Far off in the brush that surrounds the lake, an animal howls. It is a hollow, lonely sound, and Angela shivers, losing her resolve. She gets the sudden image of a mother, an old woman, crying over the small coldness of a stillborn child. She is not sure what has conjured the sight, whether it is her own or something superimposed on hers by the elements.
"You never told me why you left." Her voice seems to slice through the thickness that is the air. She turns at last, forcing herself to take him in objectively. A crime scene. A piece of evidence. Not the crucial piece of her she has come to regard him as. He looks older, and she finds she has to remind herself that of course this stands to reason. Even the strongest memory cannot erase ten years. There is something about his eyes, a little spark behind the wall of apathy that gives her reason to hope. For what, she can't be sure.
"I realized something. Something I should've seen a long time ago." He looks at her for a moment, and his gaze sends a chill through her body.
"What?" Angela has the sudden urge to put a hand on his shoulder, but something holds her back. Memories come flooding up from the depths of banishment, his smell and touch and sound. It's all different now, though she can't put her finger on why.
"You wouldn't understand." This completely sincere.
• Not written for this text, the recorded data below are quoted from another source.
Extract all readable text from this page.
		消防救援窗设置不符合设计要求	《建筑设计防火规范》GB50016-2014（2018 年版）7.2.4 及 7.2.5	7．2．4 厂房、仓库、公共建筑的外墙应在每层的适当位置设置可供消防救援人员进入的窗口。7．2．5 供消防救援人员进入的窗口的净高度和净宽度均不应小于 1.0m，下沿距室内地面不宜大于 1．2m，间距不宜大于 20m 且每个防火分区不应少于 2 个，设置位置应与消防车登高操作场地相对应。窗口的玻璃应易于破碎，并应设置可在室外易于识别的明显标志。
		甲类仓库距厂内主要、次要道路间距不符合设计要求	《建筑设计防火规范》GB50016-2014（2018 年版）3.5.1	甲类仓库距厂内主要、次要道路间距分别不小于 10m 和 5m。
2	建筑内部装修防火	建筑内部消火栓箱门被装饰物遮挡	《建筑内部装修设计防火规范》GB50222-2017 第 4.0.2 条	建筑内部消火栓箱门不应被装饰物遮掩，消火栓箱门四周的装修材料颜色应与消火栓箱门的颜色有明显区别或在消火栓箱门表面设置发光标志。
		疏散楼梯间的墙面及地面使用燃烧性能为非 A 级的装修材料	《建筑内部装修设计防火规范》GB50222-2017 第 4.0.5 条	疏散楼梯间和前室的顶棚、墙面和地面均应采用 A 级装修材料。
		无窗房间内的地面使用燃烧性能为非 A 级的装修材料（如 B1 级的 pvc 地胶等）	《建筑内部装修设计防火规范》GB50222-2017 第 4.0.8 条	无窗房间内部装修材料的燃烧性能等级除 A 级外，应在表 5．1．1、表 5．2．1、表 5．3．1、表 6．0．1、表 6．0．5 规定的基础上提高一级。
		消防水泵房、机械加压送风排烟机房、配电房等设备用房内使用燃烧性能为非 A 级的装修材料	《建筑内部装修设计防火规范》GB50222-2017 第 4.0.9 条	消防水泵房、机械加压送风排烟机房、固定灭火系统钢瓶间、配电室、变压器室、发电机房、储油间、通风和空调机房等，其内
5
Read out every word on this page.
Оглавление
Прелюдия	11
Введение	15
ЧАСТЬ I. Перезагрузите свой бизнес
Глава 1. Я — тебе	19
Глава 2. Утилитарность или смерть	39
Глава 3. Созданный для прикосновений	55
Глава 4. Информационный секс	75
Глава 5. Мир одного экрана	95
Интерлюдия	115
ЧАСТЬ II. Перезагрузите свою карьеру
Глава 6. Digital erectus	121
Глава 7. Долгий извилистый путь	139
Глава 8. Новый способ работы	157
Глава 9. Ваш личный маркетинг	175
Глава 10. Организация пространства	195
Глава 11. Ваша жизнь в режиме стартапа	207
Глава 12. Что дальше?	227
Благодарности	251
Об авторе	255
The scathing sarcasm missing from his entire persona. Angela shivers again and crosses her arms over her chest, holding her jacket closed. She doesn't attempt to pry further.
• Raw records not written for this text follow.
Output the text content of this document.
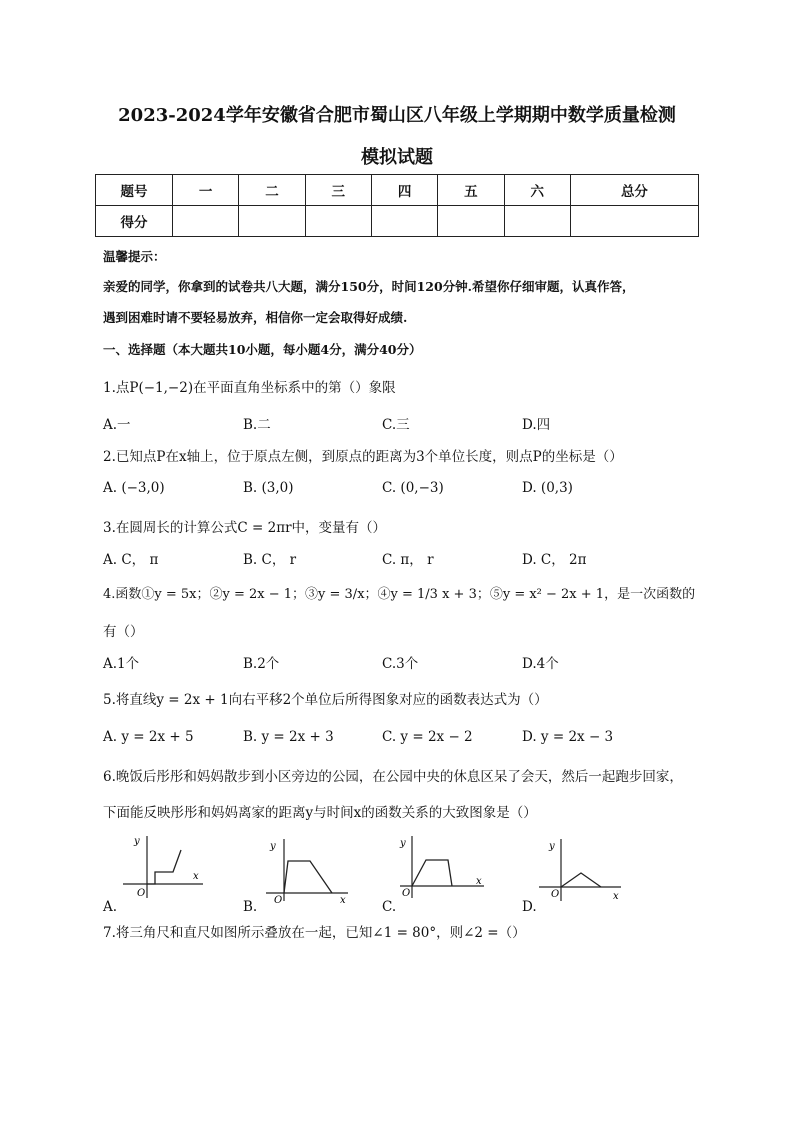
2023-2024学年安徽省合肥市蜀山区八年级上学期期中数学质量检测
模拟试题
题号	一	二	三	四	五	六	总分
得分							
温馨提示：
亲爱的同学，你拿到的试卷共八大题，满分150分，时间120分钟.希望你仔细审题，认真作答，
遇到困难时请不要轻易放弃，相信你一定会取得好成绩.
一、选择题（本大题共10小题，每小题4分，满分40分）
1.点P(−1,−2)在平面直角坐标系中的第（）象限
A.一	B.二	C.三	D.四
2.已知点P在x轴上，位于原点左侧，到原点的距离为3个单位长度，则点P的坐标是（）
A. (−3,0)	B. (3,0)	C. (0,−3)	D. (0,3)
3.在圆周长的计算公式C = 2πr中，变量有（）
A. C， π	B. C， r	C. π， r	D. C， 2π
4.函数①y = 5x；②y = 2x − 1；③y = 3/x；④y = 1/3 x + 3；⑤y = x² − 2x + 1，是一次函数的
有（）
A.1个	B.2个	C.3个	D.4个
5.将直线y = 2x + 1向右平移2个单位后所得图象对应的函数表达式为（）
A. y = 2x + 5	B. y = 2x + 3	C. y = 2x − 2	D. y = 2x − 3
6.晚饭后彤彤和妈妈散步到小区旁边的公园，在公园中央的休息区呆了会天，然后一起跑步回家，
下面能反映彤彤和妈妈离家的距离y与时间x的函数关系的大致图象是（）
y
x
O
y
x
O
y
x
O
y
x
O
A.	B.	C.	D.
7.将三角尺和直尺如图所示叠放在一起，已知∠1 = 80°，则∠2 =（）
"Then…why did you…?" She looks down at the shreds of the note, silently lets them fall into the lake. They sink slowly, blackening as the water takes them under its wing.
Constantine says nothing. In the water just off the dock, the movement has grown more distinct. As the moon reaches its zenith, the water suddenly seems more clear. Angela finds herself leaning over, straining to get a better look and freezing in horror at the same time. All her senses tingle with experienced perception, and the guttural part of her knows what is coming next.
A silvery shoulder breaks the water first, followed by a head framed in white-gold locks and a pair of piercing blue eyes. Several more. A man, thin and flea-bitten. A woman, beautifully dark and green-eyed. Dozens more. Children. Two young lovers, frolicking in a silvery lake beneath the full moon.
As they move nearer the dock, Constantine acknowledges the ghosts, nodding to each in turn. As Angela watches they move up and onto the wooden planks, engulfing him with their ethereal wisdom. Constantine smiles and lets his eyes fall closed, looking more peaceful than she has ever seen him.
Silently, Angela gets to her feet and goes back the way she came. The dock creaks again, and it sounds like the only noise for miles. As she climbs into her car her entire body still tingles with the energy of what she has just witnessed. For a long time she allows herself to feel nothing.
A long while later, when she is across the lake, Angela looks back. The ghosts are dancing now, embracing their master it seems. Silently, she nods to herself. He isn't one of them, at least not yet. But she knows it with a certainty she has never felt before.
John Constantine has at last found a home.